L’avesse detto solo Letta probabilmente ci saremmo limitati all’indignazione per l’uso strumentale della grave situazione che stiamo vivendo da oltre due anni ed avremmo declassato il tutto alle esagerazioni che tipicamente caratterizzano il dibattito pre-elettorale, ma Crisanti è un tecnico, un esperto a cui (tra altro) sono state affidate indagini della magistratura riferite alla situazione della Lombardia (una regione che, guarda caso, è proprio governata dal centrodestra).

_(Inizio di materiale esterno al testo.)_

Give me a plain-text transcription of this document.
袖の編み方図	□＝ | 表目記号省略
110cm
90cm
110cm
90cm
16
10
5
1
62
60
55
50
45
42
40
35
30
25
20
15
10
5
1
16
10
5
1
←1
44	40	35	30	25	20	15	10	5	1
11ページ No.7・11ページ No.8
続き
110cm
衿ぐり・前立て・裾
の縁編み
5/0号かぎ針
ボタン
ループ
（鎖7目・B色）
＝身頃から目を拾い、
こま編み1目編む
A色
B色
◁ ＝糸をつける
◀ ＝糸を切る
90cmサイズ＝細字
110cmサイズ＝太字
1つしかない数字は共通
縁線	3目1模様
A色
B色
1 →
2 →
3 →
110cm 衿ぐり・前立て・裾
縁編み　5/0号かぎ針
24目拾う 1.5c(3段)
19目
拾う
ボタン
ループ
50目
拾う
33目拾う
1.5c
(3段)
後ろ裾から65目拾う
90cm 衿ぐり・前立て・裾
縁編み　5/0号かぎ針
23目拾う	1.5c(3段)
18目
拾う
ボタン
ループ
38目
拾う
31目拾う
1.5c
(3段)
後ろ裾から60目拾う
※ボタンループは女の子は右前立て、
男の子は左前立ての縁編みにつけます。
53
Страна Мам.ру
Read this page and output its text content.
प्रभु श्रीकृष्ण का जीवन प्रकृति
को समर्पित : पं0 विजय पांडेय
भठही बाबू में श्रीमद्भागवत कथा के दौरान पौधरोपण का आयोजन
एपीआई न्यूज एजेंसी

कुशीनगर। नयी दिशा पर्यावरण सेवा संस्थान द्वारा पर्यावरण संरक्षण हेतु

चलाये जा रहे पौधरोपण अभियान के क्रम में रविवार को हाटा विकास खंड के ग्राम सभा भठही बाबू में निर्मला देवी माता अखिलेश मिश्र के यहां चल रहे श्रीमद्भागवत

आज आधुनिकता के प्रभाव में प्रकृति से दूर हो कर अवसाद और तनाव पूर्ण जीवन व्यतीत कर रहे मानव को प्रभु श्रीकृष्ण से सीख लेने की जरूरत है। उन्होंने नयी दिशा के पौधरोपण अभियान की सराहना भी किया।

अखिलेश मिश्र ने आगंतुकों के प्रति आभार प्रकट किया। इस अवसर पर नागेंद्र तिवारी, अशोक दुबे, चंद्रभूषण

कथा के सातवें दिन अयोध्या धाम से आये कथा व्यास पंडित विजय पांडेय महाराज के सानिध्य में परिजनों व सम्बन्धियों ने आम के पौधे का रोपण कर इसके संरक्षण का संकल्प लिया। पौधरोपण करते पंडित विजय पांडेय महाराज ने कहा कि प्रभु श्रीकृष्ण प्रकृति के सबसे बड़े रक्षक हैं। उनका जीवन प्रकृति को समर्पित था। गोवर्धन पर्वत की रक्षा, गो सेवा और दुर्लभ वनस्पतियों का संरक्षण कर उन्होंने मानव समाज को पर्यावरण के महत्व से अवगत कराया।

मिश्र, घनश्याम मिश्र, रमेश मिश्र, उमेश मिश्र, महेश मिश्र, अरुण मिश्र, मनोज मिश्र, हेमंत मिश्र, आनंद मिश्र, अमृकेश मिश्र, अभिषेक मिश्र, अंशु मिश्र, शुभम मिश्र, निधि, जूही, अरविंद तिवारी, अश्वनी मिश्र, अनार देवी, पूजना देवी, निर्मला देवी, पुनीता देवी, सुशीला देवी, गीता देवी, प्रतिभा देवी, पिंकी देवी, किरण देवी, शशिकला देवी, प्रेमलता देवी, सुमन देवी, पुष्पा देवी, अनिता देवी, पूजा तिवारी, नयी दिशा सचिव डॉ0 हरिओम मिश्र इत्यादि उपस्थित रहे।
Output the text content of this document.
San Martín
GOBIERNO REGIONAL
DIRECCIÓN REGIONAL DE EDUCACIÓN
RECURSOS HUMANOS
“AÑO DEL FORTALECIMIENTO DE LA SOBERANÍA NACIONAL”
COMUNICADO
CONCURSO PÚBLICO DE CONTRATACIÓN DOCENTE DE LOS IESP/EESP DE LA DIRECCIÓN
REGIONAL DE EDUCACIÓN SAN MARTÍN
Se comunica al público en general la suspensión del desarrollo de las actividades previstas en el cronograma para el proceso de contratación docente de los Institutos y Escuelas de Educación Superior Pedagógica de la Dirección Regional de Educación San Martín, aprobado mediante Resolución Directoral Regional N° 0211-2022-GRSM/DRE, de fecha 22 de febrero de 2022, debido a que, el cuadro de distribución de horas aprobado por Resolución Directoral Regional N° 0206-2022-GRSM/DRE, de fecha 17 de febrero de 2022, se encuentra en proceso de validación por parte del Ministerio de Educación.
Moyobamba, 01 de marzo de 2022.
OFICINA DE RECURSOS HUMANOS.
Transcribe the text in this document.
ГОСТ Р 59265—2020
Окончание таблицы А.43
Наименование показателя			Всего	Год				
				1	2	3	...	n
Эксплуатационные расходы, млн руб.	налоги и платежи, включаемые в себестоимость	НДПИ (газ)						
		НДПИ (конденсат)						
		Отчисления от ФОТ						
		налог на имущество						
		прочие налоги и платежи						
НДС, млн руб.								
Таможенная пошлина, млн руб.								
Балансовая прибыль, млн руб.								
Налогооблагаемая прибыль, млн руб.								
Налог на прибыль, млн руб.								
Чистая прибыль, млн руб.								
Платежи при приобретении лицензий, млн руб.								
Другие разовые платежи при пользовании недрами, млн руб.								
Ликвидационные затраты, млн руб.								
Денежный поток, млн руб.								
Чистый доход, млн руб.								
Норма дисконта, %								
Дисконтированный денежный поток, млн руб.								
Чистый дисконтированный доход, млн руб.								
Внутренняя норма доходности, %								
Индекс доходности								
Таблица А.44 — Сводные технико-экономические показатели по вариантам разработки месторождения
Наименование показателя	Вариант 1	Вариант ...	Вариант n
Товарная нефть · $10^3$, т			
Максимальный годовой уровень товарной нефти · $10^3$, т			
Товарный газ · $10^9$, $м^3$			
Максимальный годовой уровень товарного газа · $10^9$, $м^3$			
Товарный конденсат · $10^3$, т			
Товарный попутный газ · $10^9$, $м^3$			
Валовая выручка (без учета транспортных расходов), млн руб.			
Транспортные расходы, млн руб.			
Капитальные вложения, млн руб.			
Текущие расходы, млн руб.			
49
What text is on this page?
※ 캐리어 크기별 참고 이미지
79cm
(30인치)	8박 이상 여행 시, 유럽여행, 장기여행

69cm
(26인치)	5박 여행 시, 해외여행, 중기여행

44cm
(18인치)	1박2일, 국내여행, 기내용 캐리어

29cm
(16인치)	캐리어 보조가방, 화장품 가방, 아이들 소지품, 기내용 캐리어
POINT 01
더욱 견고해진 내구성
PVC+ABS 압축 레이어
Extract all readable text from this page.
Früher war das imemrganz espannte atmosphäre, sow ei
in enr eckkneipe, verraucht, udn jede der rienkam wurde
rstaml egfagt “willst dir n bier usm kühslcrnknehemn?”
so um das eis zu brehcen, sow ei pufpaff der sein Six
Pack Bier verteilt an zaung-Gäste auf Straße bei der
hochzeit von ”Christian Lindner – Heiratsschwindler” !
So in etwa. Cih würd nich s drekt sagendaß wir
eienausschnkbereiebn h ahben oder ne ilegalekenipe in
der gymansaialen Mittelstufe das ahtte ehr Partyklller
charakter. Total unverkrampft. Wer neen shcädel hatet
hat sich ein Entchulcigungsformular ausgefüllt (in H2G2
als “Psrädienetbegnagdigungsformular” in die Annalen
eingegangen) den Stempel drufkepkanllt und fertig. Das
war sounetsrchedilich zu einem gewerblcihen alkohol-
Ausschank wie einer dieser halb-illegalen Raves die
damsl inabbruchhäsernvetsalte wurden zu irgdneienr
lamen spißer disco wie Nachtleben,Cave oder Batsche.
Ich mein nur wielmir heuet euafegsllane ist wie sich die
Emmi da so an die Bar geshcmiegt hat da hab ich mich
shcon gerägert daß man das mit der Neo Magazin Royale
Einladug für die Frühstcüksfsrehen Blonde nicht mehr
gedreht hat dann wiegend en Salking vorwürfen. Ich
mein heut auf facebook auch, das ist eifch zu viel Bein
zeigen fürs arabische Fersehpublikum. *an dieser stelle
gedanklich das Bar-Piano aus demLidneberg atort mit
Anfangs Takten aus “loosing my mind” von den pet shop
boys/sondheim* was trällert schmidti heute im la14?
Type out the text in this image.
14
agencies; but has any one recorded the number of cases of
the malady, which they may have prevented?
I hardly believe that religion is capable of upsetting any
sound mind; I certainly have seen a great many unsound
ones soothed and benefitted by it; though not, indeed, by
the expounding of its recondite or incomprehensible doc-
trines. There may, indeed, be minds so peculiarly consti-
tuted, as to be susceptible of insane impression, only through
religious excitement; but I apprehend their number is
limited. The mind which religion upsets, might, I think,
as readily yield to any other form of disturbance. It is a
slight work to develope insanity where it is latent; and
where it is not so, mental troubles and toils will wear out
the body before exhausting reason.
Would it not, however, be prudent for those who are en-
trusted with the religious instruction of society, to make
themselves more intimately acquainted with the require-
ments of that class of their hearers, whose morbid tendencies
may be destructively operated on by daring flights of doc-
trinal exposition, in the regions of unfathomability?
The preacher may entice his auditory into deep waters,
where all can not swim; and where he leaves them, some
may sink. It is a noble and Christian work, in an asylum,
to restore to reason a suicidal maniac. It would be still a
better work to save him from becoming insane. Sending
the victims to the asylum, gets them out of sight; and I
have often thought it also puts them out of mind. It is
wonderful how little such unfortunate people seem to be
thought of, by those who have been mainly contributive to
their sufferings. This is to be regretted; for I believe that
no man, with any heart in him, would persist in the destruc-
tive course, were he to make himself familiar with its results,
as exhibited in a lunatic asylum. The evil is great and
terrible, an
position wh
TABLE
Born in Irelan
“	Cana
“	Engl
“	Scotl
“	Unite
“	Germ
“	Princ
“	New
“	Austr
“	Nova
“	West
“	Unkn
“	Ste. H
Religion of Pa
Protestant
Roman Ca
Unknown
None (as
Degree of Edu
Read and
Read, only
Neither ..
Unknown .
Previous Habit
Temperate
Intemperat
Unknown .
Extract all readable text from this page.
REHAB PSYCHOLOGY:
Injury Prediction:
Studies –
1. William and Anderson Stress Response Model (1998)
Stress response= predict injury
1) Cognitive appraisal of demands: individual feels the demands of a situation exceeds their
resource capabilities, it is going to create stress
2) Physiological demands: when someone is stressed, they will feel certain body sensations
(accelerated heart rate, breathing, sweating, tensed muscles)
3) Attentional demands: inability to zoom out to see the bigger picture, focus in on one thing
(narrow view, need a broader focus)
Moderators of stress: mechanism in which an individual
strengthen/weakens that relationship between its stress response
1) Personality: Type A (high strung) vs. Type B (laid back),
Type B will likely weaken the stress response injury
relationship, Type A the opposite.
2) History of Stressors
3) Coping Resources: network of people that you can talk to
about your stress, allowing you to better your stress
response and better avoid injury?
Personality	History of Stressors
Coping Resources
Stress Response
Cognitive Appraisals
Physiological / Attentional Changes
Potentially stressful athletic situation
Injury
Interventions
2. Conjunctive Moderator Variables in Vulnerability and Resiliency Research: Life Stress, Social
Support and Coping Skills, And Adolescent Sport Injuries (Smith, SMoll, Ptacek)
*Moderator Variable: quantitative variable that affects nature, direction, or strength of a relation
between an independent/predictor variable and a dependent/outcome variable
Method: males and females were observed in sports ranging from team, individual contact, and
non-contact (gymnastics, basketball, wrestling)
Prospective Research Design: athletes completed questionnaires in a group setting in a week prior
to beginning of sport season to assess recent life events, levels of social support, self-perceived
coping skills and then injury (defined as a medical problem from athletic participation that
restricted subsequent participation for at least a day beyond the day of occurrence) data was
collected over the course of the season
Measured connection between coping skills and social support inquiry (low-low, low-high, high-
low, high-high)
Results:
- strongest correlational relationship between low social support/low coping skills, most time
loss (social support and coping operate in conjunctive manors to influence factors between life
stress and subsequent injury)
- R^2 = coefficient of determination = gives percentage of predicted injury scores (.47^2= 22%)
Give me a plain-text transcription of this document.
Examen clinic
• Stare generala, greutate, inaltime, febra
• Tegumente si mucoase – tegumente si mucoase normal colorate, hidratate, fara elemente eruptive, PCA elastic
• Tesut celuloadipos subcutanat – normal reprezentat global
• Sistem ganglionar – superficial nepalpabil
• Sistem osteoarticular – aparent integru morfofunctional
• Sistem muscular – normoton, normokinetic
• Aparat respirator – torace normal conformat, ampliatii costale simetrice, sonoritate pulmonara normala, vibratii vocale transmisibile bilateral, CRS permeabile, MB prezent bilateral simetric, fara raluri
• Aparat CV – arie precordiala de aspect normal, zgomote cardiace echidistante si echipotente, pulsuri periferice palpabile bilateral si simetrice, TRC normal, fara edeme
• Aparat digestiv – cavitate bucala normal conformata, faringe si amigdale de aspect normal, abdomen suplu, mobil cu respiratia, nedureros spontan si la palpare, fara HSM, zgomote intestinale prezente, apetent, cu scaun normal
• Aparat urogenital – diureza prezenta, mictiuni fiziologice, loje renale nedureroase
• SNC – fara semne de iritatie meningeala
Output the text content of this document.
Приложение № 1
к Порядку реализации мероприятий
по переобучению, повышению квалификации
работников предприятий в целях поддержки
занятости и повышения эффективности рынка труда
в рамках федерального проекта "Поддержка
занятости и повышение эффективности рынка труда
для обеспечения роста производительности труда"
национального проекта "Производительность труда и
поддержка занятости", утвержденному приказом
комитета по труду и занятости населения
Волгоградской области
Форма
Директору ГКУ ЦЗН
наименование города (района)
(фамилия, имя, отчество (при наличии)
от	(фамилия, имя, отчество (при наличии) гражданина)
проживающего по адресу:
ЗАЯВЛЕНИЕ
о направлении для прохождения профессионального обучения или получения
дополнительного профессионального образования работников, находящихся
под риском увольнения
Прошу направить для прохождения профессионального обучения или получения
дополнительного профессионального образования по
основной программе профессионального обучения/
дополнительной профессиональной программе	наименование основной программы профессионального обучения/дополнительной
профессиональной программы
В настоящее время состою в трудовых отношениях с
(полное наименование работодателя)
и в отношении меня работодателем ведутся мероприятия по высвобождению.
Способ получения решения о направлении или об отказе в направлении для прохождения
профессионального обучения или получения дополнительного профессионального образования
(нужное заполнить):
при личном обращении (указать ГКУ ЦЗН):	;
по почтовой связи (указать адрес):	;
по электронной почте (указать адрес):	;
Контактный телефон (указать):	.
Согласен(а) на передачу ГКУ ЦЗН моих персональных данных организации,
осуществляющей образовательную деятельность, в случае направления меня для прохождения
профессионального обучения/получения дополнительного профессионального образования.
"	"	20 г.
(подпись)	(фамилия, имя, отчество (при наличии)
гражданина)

A voler essere “molto buoni” si potrebbe chiudere qui la querelle ritenendo l’uscita di Crisanti e Letta una delle tante stupidaggini o boutade che vengono elargite a piene mani durante tutte le campagne elettorali, e la rapida scomparsa dell’argomento dagli organi di informazione indirizzerebbe verso questa interpretazione. Ma noi siamo strutturalmente peccatori e allora (con Andreotti) si preferisce pensare che l’uscita della coppia del Pd sia la spia di un atteggiamento capace di usare violentemente (almeno nel linguaggio e nei toni) anche le situazioni più tragiche che meriterebbero tutt’altro atteggiamento e rispetto. Non si hanno elementi specifici per fare delle eventuali previsioni, ma al posto dei politici regionali coinvolti nell’indagine della Procura di Bergamo comincerebbero a tremarmi le gambe.
È ben noto che dire stupidaggini o fare boutade costa poco o niente (“vengon via gratis” si dice sempre al mio paese). Il problema però è che, di solito, il loro effetto negativo si paga dopo: vedremo se questo avverrà anche questa volta dove gli arbitri della vicenda saranno gli elettori.